How Gatorade handled this process is still up for debate but the general consensus is that the new logo went against what the company stood for.
The original logo, despite all the smaller changes that it experienced over the years, worked because it sent a simple and clear message: it symbolized power and raw energy, i.e. two things that the drink promised to offer. The bold orange and green colors, apart from having an endearing retro look, stood for vitality and energy.
However, the 2009 logo (pictured) was frowned upon because it put a bigger emphasis on the brand instead of the product in itself or because of the message it was trying to convey.
As a result, the message the old logo was trying to get across – power, raw energy, sportsmanship, competitiveness – was watered down beyond recognition. Seeing that the rebranding was not well received, Gatorade quickly reverted to a design that resembled the original logo from the 1970’s.
Logo Rebranding Tropicana
At this point, it is quite clear that rebranding is not one of Pepsi’s strong suits.
To further prove that point, let’s take a look at one of the other brands that the company owns, Tropicana.
The Tropicana rebrand was conceived while the new Pepsi logo was failing to make waves. Unfortunately, one could argue that the Tropicana rebrand was worse than that of Pepsi. While their main brand went through a disastrous, albeit totally fixable change, through the redesign, Tropicana lost virtually all of its identity, and caused sales to plummet.
Everything that made the Tropicana logo stand out disappeared. The big, noticeable orange was turned into a visual reflection of a container filled with orange liquid. The company’s name, which had previously dominated the product’s packaging design, was positioned vertically and placed on the side of the box.
While before the change, one could spot a Tropicana box from a mile away, the new packaging made the product look bland, generic and indistinguishable from the other hundreds of no-name fruit juices.
The lesson here? If you are going for a minimalistic design, do not do it to the detriment of your brand.
Mastercard Logo Rebranding
Mastercard commercials were a breath of fresh air in an industry dominated by generic ads.

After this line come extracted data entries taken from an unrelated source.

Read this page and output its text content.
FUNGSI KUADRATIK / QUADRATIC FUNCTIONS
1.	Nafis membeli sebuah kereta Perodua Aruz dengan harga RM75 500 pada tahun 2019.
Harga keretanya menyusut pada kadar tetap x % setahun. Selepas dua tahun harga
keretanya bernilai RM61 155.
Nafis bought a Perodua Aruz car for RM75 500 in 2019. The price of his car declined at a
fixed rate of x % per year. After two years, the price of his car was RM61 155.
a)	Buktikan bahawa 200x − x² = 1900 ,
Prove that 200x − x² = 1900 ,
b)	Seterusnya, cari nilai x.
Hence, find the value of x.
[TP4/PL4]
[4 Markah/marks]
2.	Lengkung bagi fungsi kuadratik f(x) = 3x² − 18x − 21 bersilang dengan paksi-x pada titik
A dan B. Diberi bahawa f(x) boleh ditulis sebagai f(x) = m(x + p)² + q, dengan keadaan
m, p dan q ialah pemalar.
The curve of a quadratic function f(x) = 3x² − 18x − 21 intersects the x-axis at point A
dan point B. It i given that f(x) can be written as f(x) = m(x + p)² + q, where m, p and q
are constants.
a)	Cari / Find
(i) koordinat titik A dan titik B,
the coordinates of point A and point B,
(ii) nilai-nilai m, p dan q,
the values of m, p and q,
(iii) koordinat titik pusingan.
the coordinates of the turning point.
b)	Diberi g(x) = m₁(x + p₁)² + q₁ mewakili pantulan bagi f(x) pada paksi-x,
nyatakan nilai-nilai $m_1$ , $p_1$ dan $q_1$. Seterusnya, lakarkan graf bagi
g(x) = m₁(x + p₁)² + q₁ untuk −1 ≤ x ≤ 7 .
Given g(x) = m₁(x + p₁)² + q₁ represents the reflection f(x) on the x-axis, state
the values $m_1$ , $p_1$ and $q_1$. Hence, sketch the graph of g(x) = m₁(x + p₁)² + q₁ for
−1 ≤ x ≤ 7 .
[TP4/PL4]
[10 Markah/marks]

They were funny, engaging and had a great story to tell. The brand’s spot in pop culture was all but ensured by their iconic logo, which consisted of two overlapped circles that symbolized the overlapping of the commerce between international powers, namely the East and West. The symbolic use of the number two represented the promise of instant gratification.
It was a clever and well-thought logo.
Which is of course why their 2016 rebrand was poorly received.

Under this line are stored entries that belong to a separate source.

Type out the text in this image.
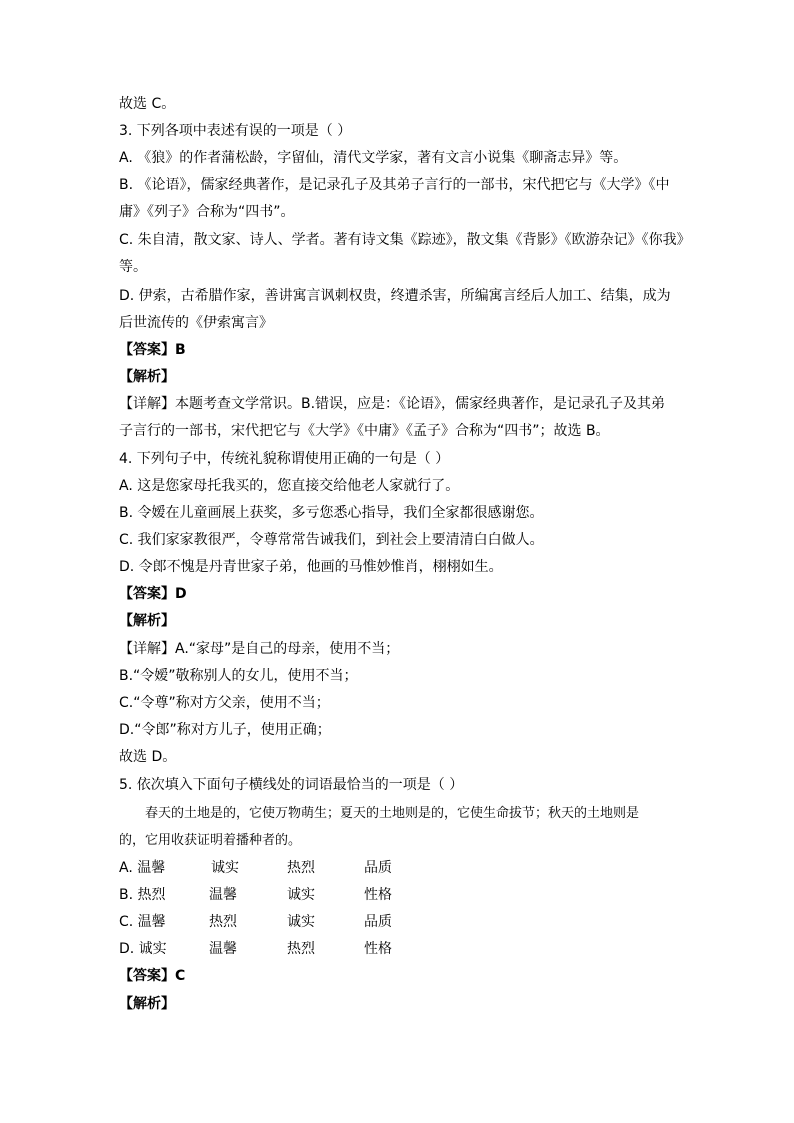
故选 C。
3. 下列各项中表述有误的一项是（ ）
A. 《狼》的作者蒲松龄，字留仙，清代文学家，著有文言小说集《聊斋志异》等。
B. 《论语》，儒家经典著作，是记录孔子及其弟子言行的一部书，宋代把它与《大学》《中
庸》《列子》合称为“四书”。
C. 朱自清，散文家、诗人、学者。著有诗文集《踪迹》，散文集《背影》《欧游杂记》《你我》
等。
D. 伊索，古希腊作家，善讲寓言讽刺权贵，终遭杀害，所编寓言经后人加工、结集，成为
后世流传的《伊索寓言》
【答案】B
【解析】
【详解】本题考查文学常识。B.错误，应是：《论语》，儒家经典著作，是记录孔子及其弟
子言行的一部书，宋代把它与《大学》《中庸》《孟子》合称为“四书”；故选 B。
4. 下列句子中，传统礼貌称谓使用正确的一句是（ ）
A. 这是您家母托我买的，您直接交给他老人家就行了。
B. 令嫒在儿童画展上获奖，多亏您悉心指导，我们全家都很感谢您。
C. 我们家家教很严，令尊常常告诫我们，到社会上要清清白白做人。
D. 令郎不愧是丹青世家子弟，他画的马惟妙惟肖，栩栩如生。
【答案】D
【解析】
【详解】A.“家母”是自己的母亲，使用不当；
B.“令嫒”敬称别人的女儿，使用不当；
C.“令尊”称对方父亲，使用不当；
D.“令郎”称对方儿子，使用正确；
故选 D。
5. 依次填入下面句子横线处的词语最恰当的一项是（ ）
春天的土地是的，它使万物萌生；夏天的土地则是的，它使生命拔节；秋天的土地则是
的，它用收获证明着播种者的。
A. 温馨	诚实	热烈	品质
B. 热烈	温馨	诚实	性格
C. 温馨	热烈	诚实	品质
D. 诚实	温馨	热烈	性格
【答案】C
【解析】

When a company goes for a rebranding, the idea behind it is to simplify an already iconic logo and send the message that the brand is evolving with the times.
And since the new logo now features three circles instead of two, you can’t exactly say they have simplified it. Not to mention that the latest redesign is chaotic and uneasy to the eye due to the transparent effects. Furthermore, the colors are washed out, and placing the name of the company underneath the interlocking circles makes the logo look overcrowded.
As much as we love to bash the failed occasional corporate rebranding efforts, truth of the matter is a successful rebranding campaign is very hard to pull off. When launching a rebrand, you are essentially gambling the reputation and future of your company in the hopes of staying relevant in the current market. So, the stakes are very high. It is a delicate process with many nuances and details to take into account. The five rebranding failures highlighted in this article are the perfect example of what happens when companies do not do their due diligence to ensure that both the spirit and the message of their brands are reflected by their new logos.